Residential sector to be key driver in property market

KUALA LUMPUR: The residential sector is expected to remain the key driver of the property market, real estate consultancy DTZ Research said.

In its 'Property Times Kuala Lumpur Q3 2010' report on Oct 12, the consultancy said demand for high-end residential properties in popular locations is relatively good, despite concerns of oversupply in the city centre following the completion of Hampshire Properties Sdn Bhd's Hamsphire Place and Bandar Raya Developments Bhd's (BDRB) The Troika.

"Strong take-up rates in new high-end developments such as Vox Tower of the Verve Suites, 6 Capsquare and Surian Residences in Mutiara Damansara, Petaling Jaya indicate that the residential sector remains resilient, with benchmark pricings achieved in their respective localities," it said.

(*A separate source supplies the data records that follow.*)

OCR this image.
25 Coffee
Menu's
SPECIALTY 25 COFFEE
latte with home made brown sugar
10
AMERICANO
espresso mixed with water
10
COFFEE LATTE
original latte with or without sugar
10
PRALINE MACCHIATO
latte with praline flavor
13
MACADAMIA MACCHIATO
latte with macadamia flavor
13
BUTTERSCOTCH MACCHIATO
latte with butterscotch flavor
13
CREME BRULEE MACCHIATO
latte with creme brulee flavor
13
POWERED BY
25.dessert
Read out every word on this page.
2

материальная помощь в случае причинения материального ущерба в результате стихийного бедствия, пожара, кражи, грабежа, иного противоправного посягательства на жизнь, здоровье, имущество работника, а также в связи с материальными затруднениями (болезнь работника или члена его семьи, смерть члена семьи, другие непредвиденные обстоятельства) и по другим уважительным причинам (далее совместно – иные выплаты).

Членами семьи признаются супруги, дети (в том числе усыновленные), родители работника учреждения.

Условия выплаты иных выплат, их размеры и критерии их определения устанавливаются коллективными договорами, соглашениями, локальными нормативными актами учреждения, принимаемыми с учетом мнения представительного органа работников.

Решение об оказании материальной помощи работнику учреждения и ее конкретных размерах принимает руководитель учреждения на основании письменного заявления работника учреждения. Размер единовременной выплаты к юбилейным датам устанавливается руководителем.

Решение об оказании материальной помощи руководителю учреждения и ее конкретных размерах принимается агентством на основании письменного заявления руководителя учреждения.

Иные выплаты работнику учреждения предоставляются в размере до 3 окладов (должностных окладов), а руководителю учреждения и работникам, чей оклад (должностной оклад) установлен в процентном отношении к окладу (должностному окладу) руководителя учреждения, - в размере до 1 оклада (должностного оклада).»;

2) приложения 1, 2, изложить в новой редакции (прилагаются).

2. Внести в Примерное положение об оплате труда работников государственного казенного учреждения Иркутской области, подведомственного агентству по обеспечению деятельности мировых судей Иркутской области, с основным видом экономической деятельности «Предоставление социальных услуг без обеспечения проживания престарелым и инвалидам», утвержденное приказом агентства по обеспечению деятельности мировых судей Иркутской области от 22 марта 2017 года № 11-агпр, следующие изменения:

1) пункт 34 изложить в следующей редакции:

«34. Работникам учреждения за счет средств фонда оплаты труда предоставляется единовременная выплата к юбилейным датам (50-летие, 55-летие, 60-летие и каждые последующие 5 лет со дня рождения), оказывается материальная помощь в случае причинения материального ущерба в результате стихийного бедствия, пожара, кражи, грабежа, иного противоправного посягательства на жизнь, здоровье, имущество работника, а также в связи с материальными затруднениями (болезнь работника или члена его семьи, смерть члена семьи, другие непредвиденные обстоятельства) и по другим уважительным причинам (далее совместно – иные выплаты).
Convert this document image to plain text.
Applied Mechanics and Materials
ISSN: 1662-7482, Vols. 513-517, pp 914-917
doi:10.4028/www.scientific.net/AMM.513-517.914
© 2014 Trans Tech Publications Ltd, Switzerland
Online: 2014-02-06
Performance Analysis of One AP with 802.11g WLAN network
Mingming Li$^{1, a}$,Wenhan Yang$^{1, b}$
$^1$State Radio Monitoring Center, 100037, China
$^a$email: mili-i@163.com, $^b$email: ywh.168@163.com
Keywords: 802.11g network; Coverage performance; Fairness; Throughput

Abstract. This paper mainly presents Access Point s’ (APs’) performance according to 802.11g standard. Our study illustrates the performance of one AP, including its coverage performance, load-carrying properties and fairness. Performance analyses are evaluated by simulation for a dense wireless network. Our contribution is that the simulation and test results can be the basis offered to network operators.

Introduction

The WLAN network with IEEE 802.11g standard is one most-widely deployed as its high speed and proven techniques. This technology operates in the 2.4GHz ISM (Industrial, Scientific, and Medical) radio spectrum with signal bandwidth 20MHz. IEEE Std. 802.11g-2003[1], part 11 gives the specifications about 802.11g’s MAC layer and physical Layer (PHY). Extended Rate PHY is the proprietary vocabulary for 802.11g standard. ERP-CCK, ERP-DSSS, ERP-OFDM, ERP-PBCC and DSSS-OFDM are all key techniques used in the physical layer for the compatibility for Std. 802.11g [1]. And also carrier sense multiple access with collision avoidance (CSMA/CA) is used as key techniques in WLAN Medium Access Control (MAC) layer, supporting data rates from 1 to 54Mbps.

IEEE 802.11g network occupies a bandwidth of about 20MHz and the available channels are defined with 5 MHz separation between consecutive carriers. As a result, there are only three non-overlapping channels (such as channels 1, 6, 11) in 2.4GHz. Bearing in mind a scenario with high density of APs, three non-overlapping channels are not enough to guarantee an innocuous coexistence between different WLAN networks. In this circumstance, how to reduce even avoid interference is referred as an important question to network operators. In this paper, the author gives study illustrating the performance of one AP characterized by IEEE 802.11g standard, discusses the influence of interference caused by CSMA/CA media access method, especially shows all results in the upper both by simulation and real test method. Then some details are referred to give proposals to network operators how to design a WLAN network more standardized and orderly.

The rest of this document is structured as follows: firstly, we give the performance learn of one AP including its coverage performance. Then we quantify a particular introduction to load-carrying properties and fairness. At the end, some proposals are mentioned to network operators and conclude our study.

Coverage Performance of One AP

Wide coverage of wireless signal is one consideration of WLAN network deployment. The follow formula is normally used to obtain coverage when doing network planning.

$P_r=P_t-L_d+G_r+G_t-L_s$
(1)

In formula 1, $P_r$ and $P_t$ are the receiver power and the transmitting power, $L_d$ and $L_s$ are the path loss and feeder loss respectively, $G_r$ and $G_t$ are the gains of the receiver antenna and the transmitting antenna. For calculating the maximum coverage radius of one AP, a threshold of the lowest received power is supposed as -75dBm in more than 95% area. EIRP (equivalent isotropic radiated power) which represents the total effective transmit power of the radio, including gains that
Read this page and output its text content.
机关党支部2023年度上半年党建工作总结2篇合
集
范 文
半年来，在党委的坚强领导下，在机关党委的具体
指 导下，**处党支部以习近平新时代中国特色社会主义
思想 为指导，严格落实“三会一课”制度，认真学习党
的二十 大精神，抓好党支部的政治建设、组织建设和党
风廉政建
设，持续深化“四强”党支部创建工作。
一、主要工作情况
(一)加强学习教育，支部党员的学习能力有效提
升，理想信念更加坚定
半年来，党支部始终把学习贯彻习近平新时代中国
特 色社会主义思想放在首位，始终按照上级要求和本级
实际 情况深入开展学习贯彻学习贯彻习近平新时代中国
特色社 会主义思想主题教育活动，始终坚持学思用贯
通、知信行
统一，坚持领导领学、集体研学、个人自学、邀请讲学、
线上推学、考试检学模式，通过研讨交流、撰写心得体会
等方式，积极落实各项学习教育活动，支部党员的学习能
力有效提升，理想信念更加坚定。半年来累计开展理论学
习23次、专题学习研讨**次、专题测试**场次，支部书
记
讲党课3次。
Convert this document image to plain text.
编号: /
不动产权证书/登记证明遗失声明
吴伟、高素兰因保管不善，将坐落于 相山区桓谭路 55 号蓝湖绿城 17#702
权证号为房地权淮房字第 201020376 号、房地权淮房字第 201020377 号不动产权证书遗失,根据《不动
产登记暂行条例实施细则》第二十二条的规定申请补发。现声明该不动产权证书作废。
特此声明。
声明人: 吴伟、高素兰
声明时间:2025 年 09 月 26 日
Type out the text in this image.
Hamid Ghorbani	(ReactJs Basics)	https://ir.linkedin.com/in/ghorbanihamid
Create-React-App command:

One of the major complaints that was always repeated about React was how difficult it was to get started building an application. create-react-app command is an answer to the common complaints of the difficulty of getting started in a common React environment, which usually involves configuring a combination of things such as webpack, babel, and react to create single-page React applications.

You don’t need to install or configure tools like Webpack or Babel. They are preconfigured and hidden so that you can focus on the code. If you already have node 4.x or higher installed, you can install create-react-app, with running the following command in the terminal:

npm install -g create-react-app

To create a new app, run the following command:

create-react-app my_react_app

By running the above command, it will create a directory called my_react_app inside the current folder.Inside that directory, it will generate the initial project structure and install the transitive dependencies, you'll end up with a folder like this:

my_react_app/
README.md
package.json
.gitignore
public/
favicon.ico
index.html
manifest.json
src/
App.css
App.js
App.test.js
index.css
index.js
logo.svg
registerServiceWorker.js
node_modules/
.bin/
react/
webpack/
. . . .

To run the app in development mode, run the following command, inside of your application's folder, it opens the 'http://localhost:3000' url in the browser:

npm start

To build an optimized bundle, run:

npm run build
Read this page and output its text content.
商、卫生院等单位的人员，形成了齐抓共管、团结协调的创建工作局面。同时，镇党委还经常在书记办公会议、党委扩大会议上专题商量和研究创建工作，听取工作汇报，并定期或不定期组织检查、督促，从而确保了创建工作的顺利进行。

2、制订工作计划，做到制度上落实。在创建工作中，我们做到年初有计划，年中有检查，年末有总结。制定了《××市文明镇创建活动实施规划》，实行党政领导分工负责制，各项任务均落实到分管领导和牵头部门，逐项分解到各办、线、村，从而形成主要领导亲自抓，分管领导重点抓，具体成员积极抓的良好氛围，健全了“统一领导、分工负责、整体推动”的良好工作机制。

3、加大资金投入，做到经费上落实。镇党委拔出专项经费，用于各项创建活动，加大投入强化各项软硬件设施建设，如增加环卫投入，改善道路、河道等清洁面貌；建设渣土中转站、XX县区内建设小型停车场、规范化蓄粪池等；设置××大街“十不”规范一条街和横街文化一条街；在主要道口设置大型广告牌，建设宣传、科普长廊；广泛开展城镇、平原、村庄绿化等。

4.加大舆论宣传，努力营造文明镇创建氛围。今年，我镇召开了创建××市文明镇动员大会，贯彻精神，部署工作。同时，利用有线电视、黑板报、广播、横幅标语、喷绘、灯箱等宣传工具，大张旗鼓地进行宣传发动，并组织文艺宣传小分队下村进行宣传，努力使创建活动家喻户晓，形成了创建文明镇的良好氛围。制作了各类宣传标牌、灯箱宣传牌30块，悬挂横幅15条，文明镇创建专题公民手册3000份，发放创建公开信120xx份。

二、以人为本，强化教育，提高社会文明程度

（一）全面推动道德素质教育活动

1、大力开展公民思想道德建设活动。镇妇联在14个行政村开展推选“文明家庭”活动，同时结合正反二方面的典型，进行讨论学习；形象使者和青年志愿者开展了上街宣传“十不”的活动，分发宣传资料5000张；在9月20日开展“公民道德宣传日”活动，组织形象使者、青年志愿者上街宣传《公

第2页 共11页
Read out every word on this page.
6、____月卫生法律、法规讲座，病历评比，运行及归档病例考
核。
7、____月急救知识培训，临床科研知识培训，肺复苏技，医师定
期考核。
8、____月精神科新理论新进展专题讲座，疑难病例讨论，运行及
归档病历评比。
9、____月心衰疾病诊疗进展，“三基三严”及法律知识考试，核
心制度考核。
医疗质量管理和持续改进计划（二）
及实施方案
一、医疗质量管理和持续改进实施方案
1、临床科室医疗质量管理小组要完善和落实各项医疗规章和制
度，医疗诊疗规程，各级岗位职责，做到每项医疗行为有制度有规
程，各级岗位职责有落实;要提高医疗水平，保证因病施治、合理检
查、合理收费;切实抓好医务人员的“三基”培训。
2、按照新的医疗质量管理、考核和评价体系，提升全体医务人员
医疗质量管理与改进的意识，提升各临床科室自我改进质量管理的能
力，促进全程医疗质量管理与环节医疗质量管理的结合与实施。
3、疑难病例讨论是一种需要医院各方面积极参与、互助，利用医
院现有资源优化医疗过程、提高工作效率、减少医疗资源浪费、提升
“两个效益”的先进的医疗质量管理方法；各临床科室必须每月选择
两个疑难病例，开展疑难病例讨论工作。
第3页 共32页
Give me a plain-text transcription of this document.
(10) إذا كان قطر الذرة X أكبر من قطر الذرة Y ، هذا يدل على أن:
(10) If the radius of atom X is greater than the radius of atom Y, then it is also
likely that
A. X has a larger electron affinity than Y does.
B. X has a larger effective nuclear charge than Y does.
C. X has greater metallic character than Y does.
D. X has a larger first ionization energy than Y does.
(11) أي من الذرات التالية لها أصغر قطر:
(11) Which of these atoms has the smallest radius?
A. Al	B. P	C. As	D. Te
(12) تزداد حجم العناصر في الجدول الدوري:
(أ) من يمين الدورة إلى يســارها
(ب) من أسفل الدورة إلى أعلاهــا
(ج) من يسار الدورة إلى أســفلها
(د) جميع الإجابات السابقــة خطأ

For instance, Vox Tower saw 100 of its 250 units sold in a week, while BDRB's 6 Capsquare achieved a 65% take-up rate.

Prices of upscale condominiums psf rose by 8.7% from the previous quarter to RM600, while average rental rates also rose 3.5% to RM3.66 psf per month.

"Transactions involving mid-end residential properties may receive a booster as eligible members of the Employees Provident Fund (EPF) are now entitled for a higher home loan under the "Flexible Housing Withdrawal" scheme starting Aug 1.

"There is still substantial future supply of over 10,000 prime condominium units pending completion between 4Q2010 and 2012 in Kuala Lumpur. Nevertheless, prices of properties in well sought-after locations are increasing," it added.

DTZ also said the sector stood to benefit from the recently unveiled Economic Transformation Plan (ETP), which aims to boost the total population of Greater Kuala Lumpur to 10 million (including 500,000 expatriates and returning Malaysians) by 2020 from the current 6.4 million.

Meanwhile, the mid-term outlook for the office sector remains weak on the back of slow demand for spaces despite the improving economic climate.

DTZ pointed out that there was "no lack of new office projects being announced, most of which are of a speculative nature without pre-committed demand in place".

"Going forward, the market will continue to experience the potential of oversupply of space and increased competition among landlords," it said.

DTZ expected another 878,000 sq ft of new office space to come onstream by the end of the year, while 13.7 million sq ft of new office space is expected to be built between 4Q2010 and 2014, effectively causing rents to head downwards in favour of tenants.

Currently, occupancy rates in the city's office buildings have declined slighly to 87.1% from 87.9% in the previous quarter as new buildings are not fully occupied. Similarly, rents dipped slightly to RM5.98 from RM6 from the previous quarter.

A total of five new office buildings bearing 1.44 million sq ft of net lettable area (NLA) were completed during this quarter.

However, DTZ is banking on the ETP to create 3.3 million new jobs by 2020 to boost future office demand.

Meanwhile, the outlook for the retail market remained "competitive" underpinned by an incoming supply of 1.78 million sq ft by the year's end, it said.

"Average occupancy is expected to fall marginally as the take-up rate of new centres experience a slow start. Rentals of new shopping centres especially those at suburban locations will be faced with some downward pressure due to competition from already established regional shopping centres," it said.

DTZ said the wholesale and retail sector is poised to benefit from "special attention" as it has been identified as one of the National Key Economic Areas (NKEAs). This would include market liberalisation that could attract more foreign retailers into the market, adding more life to the sector.

During the quarter, occupancy rates stayed at 91% while rental rates were stable, with prime retail areas recording slightly higher rents of between 3% and 5%.